Federal Reserve Chairman Jerome Powell said Tuesday that the 2008 financial crisis accelerated major changes in the U.S. and global economies, leading to slower growth, lower inflation and lower interest rates.
Delivering remarks to a Paris economic conference, Powell said that since the depths of the Great Recession in 2008 and early 2009, growth and inflation in the United States and other countries are averaging a full percentage point lower than before.
While the U.S. labor market remains strong, uncertainties are rising amid slowing global growth and trade tensions, Powell said.
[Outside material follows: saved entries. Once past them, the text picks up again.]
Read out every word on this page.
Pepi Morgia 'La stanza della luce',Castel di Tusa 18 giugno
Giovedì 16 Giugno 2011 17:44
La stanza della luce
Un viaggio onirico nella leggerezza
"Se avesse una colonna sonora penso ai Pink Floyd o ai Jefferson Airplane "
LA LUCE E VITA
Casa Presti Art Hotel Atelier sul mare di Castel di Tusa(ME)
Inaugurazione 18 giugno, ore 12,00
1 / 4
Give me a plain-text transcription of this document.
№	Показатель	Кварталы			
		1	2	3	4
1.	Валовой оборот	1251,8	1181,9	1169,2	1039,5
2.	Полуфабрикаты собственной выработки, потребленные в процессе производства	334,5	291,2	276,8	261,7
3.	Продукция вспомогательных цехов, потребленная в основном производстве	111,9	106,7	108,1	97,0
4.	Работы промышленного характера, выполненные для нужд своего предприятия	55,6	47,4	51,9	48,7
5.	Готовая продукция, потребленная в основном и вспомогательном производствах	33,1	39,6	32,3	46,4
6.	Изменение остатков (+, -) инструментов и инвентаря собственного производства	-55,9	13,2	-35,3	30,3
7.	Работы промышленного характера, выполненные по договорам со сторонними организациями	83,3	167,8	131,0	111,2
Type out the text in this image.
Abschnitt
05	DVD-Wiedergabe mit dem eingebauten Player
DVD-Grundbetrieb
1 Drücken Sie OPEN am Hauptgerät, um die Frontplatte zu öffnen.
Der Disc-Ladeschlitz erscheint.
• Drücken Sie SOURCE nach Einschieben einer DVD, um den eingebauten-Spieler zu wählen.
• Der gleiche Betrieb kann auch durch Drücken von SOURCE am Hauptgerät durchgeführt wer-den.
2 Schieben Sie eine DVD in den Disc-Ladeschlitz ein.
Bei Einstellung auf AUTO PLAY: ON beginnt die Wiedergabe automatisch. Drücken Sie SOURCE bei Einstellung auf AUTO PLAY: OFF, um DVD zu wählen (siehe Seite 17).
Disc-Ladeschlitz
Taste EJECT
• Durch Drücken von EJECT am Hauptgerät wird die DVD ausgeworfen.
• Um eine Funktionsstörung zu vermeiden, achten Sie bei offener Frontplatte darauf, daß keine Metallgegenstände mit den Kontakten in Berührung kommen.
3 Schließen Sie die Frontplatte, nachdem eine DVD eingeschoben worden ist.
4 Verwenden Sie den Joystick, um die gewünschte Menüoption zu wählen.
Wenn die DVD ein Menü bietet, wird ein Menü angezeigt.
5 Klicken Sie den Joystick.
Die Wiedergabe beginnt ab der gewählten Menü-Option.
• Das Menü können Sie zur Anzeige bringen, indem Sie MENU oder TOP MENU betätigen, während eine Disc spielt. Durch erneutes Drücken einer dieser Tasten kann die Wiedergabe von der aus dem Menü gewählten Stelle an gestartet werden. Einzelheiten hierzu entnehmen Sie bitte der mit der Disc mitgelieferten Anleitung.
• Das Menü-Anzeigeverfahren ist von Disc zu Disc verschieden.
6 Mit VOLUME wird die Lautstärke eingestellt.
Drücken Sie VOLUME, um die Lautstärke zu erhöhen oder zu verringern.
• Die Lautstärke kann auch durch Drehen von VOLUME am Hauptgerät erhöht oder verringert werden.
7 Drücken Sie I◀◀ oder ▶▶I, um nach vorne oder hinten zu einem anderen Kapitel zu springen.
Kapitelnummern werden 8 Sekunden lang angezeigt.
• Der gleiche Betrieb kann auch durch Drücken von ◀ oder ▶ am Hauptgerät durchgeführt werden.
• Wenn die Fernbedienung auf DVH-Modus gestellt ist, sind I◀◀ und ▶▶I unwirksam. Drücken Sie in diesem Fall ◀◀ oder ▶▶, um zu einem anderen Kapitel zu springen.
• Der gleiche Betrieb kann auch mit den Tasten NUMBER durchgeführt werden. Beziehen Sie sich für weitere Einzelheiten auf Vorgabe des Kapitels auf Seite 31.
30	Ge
He again sent a strong signal that the Fed is prepared to cut its benchmark policy rate for the first time in a decade.
He noted the need to raise the federal government’s borrowing limit and Britain’s pending departure from the European Union as additional challenges facing the economy.
“We are carefully monitoring these developments and assessing their implications for the U.S. economic outlook and inflation and will act as appropriate to sustain the expansion,” Powell said, repeating comments he made to Congress last week.
Those remarks last week pushed the stock market to record highs and increased expectations that the Fed will move as soon as the next meeting on July 30-31 to cut rates, undoing some of the Fed’s credit tightening from last year when it raised rates four times.
Many economists believe the Fed will cut its benchmark rate, currently in a range of 2.25% to 2.5%, by a quarter-point at the July meeting and another quarter-point in September.
In his remarks, Powell said the changes occurring in the global economy are presenting new challenges to the Federal Reserve and other central banks in how they manage monetary policy.
“With few exceptions we are all facing lower rates of interest, growth and inflation,” Powell said. “In a number of countries, including the United States, these declines have been accompanied by strong labor markets and a much lower unemployment rate.”
These developments, which Powell said are likely to persist, are significant because the Fed and other central banks take their cues for managing the economy from incoming economic data on growth, inflation and unemployment.
With inflation and interest rates low, the Fed must operate in an environment when its key policy rate will remain low, giving the Fed less room to cut rates if the economy weakens.
“The world in which policymakers are now operating is discretely different in important ways from the one before the Great Recession” Powell said.